Instructor: Grace Pisano

Grace has taught high school history in several states with a master's degree in teaching.

Women in the Bronze Age made significant contributions to society through their travels and role in spreading culture, technology and ideas. In this lesson, learn how Bronze Age women shaped their own societies and the world.

Women on the Move

The Bronze Age, a time period beginning around 3000 BCE, followed the Neolithic Age and designates the time period when people began to use bronze and other metals. Since this time period happened so long ago, you would think that historians and researchers had discovered everything there was to know about the Bronze Age; however, it is simply not true. In fact, new information about the role of women in the Bronze Age is still being discovered in the 21st century! Let's look at some important (and surprising!) facts about Bronze Age women and what research into the lives of women says about society during this time.

Context of the Bronze Age

The Bronze Age was a time of great cultural exchange between societies. This was the first time in history where ideas from one culture were regularly spread to other cultures. Studies of bodies from the Bronze Age show that women were responsible for this exchange! In fact, one study looked at 84 men and women who were buried between the end of the Neolithic Era and the beginnings of the Bronze Age. Two-thirds of these women traveled and lived in different places during their lives, but the majority of the men stayed close to home. How do historians know this from looking at bodies? When you spend time in different places, your teeth and hair pick up the strontium isotopes that are associated with certain places.
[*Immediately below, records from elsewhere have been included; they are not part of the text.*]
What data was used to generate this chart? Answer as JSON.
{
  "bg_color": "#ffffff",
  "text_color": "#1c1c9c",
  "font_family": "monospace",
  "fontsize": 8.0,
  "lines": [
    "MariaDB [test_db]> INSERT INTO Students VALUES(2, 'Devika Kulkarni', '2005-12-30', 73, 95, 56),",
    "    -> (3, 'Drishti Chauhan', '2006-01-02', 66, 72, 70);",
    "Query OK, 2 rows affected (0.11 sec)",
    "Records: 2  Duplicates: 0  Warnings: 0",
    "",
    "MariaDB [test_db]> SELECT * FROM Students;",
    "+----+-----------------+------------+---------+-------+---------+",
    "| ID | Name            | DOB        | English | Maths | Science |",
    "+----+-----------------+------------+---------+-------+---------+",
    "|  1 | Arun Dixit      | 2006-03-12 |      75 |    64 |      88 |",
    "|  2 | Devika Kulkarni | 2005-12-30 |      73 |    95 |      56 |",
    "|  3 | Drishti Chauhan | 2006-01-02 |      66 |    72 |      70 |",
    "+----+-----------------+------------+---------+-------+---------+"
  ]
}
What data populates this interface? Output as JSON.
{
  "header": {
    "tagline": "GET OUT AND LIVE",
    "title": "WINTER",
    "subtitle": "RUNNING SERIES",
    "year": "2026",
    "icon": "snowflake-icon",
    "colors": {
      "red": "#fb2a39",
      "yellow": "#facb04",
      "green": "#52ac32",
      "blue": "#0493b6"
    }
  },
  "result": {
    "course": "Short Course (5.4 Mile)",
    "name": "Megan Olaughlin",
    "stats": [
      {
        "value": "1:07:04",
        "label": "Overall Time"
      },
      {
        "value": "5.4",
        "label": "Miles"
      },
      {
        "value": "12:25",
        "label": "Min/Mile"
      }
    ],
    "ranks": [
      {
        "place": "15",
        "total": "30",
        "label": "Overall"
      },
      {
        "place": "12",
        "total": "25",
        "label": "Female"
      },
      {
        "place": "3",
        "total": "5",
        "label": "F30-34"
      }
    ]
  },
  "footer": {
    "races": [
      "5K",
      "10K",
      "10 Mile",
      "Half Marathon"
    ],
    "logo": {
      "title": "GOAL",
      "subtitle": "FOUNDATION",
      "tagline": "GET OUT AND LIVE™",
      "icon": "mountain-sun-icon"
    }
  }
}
So, it is by examining the hair and teeth that they made this discovery! Researchers assume that the women who traveled did so to spread technology, culture and start families.

The Egtved Girl

The remains of the Egtved Girl. What is the circular object still intact?

The most studied example of a Bronze Age woman is referred to as the Egtved Girl. Her body was discovered outside of Egtved, Denmark. She died around 1370 BCE and is estimated to have been between 16 and 18 when she died. Looking at the minerals in her hair and teeth, researchers have concluded that she traveled over 500 miles between the place she was born and the place she died. Now, this doesn't seem like too great a distance to travel in a lifetime, does it? However, looking at her hair, researchers concluded that within thirteen months of her death, she traveled from the place she was born, to an area near the Jutland Peninsula in Demark. She stayed there for about 9 months, then went back to her place of birth and then to England. This is a lot of travel for one person!

Although there are no written records about why the Egtved Girl traveled so frequently, there are two schools of thought today. The first group of historians believe that she was married away to secure an alliance. During the Bronze Age, we see the growth in alliances between different states. The other school of thought paints the Egtved Girl in a much more powerful light. This group of historians think that her frequent back-and-forth travel shows that she had political power. In other words, this would indicate that the women of the time were the ones who had political power.